12. (T/F) Once a new client receives the IP address after the DHCPOFFER, the client should verify no other hosts are using that IP address.
13. STUN and TURN were presented as 2 ways to bypass NATs. Can you describe 2 additional methods for bypassing NAT?
14. (T/F) Both STUN and TURN can only be used for UDP and never for TCP.

Answer:

1. 192.168.0.0 – 192.168.255.255
2. 172.16.168.0
3. 192.168.111.64
4. 8 subnets, 8190 hosts each
5. 255.255.254.0
6. 4094
7. (a) Ping 127.0.0.1. (b) Ping local host IP address. (c) Ping default gateway. (d) Ping the remote server.
8. 172.16.112.0
9. True
10. False - Ping waits for an "echo response" packet from the target.
11. The only difference would be the DHCP Relay not getting involved. Thus the DHCP Server receives broadcasts instead of unicasts, and the "igaddr" field of the message packet wil be empty.
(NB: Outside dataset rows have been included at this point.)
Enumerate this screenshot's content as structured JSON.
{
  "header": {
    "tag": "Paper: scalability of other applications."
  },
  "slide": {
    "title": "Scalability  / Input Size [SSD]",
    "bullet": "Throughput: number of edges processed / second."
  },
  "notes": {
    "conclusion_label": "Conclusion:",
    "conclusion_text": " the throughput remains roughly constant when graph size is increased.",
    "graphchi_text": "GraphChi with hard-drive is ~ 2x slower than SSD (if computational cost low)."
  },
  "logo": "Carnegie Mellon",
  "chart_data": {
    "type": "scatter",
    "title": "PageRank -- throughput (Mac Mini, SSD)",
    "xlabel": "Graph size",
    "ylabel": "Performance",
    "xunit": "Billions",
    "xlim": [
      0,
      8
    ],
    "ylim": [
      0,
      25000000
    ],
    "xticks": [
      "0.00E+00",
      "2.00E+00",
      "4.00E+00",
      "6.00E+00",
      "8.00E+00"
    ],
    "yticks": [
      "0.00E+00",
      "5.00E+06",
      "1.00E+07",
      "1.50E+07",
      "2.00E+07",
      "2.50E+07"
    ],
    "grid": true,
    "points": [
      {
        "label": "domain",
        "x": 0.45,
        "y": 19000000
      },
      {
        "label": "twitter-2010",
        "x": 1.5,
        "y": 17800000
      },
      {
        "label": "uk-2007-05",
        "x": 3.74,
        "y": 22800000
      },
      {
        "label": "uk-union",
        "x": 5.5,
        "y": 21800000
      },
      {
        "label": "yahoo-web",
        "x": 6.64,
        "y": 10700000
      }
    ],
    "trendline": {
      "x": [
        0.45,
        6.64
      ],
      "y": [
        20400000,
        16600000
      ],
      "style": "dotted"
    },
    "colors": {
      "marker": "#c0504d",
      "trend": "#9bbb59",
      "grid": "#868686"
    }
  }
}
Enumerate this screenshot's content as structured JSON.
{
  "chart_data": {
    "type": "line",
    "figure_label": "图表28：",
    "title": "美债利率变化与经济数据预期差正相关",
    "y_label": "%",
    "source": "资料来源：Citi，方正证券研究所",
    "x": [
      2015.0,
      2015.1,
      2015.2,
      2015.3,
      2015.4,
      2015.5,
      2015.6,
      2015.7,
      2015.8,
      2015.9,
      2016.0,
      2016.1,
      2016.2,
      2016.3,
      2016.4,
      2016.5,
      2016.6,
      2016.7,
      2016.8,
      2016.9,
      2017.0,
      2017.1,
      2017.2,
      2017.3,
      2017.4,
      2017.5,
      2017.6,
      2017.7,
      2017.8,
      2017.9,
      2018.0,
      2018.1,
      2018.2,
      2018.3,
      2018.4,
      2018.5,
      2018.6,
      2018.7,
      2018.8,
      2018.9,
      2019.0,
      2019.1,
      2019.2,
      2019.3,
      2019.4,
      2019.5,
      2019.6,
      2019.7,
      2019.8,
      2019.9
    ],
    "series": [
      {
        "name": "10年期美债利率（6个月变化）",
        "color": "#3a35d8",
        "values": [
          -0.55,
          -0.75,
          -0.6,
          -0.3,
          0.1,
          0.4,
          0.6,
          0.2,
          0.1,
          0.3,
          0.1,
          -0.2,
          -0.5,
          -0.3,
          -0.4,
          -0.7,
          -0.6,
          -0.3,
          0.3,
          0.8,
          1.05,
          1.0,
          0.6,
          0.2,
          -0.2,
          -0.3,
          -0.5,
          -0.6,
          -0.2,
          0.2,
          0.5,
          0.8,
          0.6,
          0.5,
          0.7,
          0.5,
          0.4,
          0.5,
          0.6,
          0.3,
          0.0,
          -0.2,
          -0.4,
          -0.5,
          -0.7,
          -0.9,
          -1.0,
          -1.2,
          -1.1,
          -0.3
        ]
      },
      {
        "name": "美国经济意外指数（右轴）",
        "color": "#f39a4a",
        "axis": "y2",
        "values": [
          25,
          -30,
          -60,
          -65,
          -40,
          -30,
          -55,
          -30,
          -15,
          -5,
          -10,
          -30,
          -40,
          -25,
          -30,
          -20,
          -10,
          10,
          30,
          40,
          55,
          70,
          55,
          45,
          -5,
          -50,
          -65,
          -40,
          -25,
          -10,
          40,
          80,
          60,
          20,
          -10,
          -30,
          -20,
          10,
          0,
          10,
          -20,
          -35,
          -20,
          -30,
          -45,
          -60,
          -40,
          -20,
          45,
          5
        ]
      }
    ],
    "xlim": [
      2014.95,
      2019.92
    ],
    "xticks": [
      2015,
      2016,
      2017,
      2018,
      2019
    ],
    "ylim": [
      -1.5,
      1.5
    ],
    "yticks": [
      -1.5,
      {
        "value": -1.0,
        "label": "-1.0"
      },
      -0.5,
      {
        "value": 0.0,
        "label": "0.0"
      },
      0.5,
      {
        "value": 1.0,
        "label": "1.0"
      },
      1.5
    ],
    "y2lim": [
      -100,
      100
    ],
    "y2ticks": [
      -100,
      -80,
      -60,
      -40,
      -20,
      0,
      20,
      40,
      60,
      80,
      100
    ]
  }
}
12. False - the client must wait until DHCPACK (not DHCPOFFER) because the IP address is not officially assigned to the new client until DHCPACK is received.
13. Universal Plug and Play (mkiUPnP), assuming the router or NAT device is configured to accept it. Another method is to tunnel out to a server. Yet a third method is to use Application Layer Gateways, assuming the router or NAT device has it built in.
14. False - STUN is only for UDP, but TURN applies to both UDP and TCP.